YouTube expands its VR app to Samsung's Gear VR device and lets you watch videos with strangers
YouTube is expanding its virtual reality app to support Samsung's Gear VR devices, and it's also adding a new feature that lets users watch a video together and chat. If you own a Gear VR device, you'll be able to download the app from the Oculus Store beginning this week, Google announced today in a blog post.
YouTube has been conspicuously absent from the Oculus Store, and it's been a significant selling point for Google's Daydream VR platform, although it's also available on PlayStation VR headsets, and Oculus Rift or HTC Vive users can access it through SteamVR. You could access YouTube through the Gear VR's web browser, but this update still closes a notable gap in the Gear VR's video ecosystem. YouTube doesn't mention supporting Oculus' new mobile device, the standalone Oculus Go.
Users can now also party up with friends or strangers to watch and chat about videos together in a VR space. In the example YouTube gave, users can ride a virtual car together or watch other VR videos. To access the feature, tap the Watch Together icon located under the play controls on your Daydream View or Gear VR headset.

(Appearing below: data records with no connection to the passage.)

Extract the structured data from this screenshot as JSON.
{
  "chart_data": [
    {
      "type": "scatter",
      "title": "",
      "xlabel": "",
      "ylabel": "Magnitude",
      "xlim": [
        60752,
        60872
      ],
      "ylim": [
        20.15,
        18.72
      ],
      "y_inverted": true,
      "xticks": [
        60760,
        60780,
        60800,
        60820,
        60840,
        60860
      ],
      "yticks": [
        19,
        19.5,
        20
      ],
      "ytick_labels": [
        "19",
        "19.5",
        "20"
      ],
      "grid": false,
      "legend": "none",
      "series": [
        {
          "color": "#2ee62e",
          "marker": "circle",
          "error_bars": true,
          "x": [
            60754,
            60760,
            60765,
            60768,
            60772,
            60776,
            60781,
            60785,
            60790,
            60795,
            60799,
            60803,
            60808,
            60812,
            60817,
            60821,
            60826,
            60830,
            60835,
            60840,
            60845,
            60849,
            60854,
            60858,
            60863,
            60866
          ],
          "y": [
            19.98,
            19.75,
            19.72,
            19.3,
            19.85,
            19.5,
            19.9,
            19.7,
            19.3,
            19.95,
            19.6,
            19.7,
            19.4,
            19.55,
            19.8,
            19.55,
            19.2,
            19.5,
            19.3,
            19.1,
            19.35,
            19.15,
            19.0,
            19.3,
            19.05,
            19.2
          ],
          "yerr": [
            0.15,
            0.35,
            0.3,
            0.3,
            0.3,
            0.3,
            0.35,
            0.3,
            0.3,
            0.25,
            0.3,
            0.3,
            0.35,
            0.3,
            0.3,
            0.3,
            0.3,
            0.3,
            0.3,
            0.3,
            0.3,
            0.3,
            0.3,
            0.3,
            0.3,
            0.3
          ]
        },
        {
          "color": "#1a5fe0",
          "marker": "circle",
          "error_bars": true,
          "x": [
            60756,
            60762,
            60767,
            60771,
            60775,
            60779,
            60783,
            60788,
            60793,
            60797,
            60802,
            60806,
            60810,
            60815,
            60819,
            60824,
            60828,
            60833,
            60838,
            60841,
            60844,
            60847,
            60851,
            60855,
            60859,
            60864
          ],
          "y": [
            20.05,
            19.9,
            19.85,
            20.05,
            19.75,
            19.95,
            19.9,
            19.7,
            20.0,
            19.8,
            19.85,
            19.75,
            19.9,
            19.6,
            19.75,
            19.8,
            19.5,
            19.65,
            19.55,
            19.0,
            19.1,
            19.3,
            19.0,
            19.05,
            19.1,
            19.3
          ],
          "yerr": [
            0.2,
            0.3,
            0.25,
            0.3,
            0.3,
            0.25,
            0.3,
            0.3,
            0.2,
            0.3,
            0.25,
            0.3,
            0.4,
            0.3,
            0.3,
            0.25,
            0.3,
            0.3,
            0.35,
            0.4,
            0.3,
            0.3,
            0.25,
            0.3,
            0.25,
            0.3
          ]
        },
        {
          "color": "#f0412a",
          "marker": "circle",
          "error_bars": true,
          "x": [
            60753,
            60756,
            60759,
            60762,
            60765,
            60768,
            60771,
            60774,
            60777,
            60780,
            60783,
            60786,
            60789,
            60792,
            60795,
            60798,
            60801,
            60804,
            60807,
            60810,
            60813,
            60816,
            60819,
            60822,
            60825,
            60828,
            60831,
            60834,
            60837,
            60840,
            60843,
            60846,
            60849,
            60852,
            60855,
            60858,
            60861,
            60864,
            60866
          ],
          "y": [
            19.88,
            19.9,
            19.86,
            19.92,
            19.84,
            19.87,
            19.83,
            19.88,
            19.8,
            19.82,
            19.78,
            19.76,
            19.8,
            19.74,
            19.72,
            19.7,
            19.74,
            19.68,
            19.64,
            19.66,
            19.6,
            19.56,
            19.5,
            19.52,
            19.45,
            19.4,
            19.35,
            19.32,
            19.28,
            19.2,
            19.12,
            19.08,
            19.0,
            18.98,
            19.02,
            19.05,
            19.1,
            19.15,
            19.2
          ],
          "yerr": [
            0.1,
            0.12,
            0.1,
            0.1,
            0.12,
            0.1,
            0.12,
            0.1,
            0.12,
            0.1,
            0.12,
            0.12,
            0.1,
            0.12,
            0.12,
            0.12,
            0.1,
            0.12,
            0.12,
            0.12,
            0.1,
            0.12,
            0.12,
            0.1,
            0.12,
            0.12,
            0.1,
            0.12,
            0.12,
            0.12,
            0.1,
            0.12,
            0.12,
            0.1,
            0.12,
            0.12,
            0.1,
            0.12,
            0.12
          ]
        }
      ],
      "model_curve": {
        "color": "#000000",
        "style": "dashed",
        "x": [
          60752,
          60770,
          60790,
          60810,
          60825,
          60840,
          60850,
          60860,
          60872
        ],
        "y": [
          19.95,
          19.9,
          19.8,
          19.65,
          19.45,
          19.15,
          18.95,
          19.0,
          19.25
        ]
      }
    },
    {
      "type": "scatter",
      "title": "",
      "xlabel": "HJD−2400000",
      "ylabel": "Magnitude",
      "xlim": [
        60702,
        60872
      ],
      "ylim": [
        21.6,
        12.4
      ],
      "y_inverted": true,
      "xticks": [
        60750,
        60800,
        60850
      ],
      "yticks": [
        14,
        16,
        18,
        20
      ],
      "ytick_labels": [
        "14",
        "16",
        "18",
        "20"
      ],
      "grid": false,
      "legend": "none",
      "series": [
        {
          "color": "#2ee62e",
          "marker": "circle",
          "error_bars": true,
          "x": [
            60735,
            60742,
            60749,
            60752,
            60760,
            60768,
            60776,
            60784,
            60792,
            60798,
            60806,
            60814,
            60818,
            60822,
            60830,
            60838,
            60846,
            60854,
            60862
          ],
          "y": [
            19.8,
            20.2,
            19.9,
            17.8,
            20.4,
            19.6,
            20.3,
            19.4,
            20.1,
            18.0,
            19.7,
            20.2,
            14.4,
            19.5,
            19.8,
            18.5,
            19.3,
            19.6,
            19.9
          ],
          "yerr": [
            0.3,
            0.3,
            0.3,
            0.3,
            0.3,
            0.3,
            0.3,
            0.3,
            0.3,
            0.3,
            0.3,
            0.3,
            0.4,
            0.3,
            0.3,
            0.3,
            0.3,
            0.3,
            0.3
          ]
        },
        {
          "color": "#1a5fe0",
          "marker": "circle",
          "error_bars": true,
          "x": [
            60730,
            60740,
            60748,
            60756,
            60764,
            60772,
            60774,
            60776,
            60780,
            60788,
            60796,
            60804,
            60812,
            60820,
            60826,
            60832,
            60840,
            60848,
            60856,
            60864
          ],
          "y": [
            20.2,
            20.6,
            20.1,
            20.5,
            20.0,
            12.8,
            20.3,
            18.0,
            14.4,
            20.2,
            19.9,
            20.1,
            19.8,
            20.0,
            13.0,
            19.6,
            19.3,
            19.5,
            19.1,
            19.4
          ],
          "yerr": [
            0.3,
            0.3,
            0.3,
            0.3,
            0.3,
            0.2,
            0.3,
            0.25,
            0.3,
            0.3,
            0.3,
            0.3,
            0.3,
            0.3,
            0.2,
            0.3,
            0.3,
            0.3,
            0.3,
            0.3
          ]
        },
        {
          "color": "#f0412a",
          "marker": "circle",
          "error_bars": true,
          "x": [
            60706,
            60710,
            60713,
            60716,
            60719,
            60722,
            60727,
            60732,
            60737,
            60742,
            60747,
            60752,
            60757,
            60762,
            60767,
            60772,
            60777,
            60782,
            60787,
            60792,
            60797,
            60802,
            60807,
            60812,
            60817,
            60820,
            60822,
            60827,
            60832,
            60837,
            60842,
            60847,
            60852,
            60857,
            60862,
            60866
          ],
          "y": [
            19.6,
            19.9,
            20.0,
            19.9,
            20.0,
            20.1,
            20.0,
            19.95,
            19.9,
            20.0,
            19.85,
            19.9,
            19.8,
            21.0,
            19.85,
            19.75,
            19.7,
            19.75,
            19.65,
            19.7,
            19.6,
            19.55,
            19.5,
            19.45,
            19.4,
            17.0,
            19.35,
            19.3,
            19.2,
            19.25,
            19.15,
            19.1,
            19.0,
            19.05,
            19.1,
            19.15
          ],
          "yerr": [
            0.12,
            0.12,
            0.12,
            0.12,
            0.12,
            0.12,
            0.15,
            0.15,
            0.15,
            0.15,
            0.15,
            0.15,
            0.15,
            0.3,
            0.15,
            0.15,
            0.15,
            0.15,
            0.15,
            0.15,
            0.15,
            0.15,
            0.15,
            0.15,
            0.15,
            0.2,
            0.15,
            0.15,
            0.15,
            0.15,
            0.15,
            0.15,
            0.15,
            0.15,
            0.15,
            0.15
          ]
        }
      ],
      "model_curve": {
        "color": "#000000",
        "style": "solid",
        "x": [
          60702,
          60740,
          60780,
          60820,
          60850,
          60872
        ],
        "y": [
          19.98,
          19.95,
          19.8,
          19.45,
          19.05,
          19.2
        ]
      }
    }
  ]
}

Meanwhile, Facebook has added a "Watch Party" feature that syncs video streams and adds a chat box.
(Score: 2) by takyon on Friday July 27 2018, @04:06PM (2 children)
There are over 7 billion videos on YouTube so it really doesn't matter what examples TFA or the blog post picked. It doesn't explicitly say that the feature will work with 2D videos (all examples are 360°) but they would rather you look at some of the 99.99% of 2D content than leave, so...
For 2D content viewed using a VR headset, just think of it as "theater" mode.
I also know that the social feature will get used (insofar as people actually own and use the VR headsets) because similar third party video sync + chat sites have been used for years.
You could imagine that as long as you have the freedom to use any software with your VR device, there will eventually be an "app" that does the exact same thing, but with the ability to use a variety of video sites, porn, and "illegal" streaming tv/movie sites. Yes, some people will watch porn while talking to each other... just look at ChatRoulette.
[SIG] 10/28/2017: Soylent Upgrade v14 [soylentnews.org]
(Score: 2) by VLM on Friday July 27 2018, @04:18PM (1 child)
I remember doing that in Second Life about 15 years ago. It did work. But you can't run an industry off perhaps 20 individual customers.
(Score: 2) by takyon on Friday July 27 2018, @04:37PM
I'm thinking the experience will be less like Second Life and more like:
http://sync.theater/ [sync.theater]
https://sync-video.com/ [sync-video.com]
https://www.watch2gether.com/?lang=en [watch2gether.com]
Except with some of the fancy VR stuff and maybe voice chat. In essence, similar to having a Skype call where everyone buffers a video at 0:00 and presses play at the same time.
The real question is whether VR headsets catch on in general, not this app (which should not be considered a "killer app" by any stretch of the imagination). I have made a submission [soylentnews.org] on that.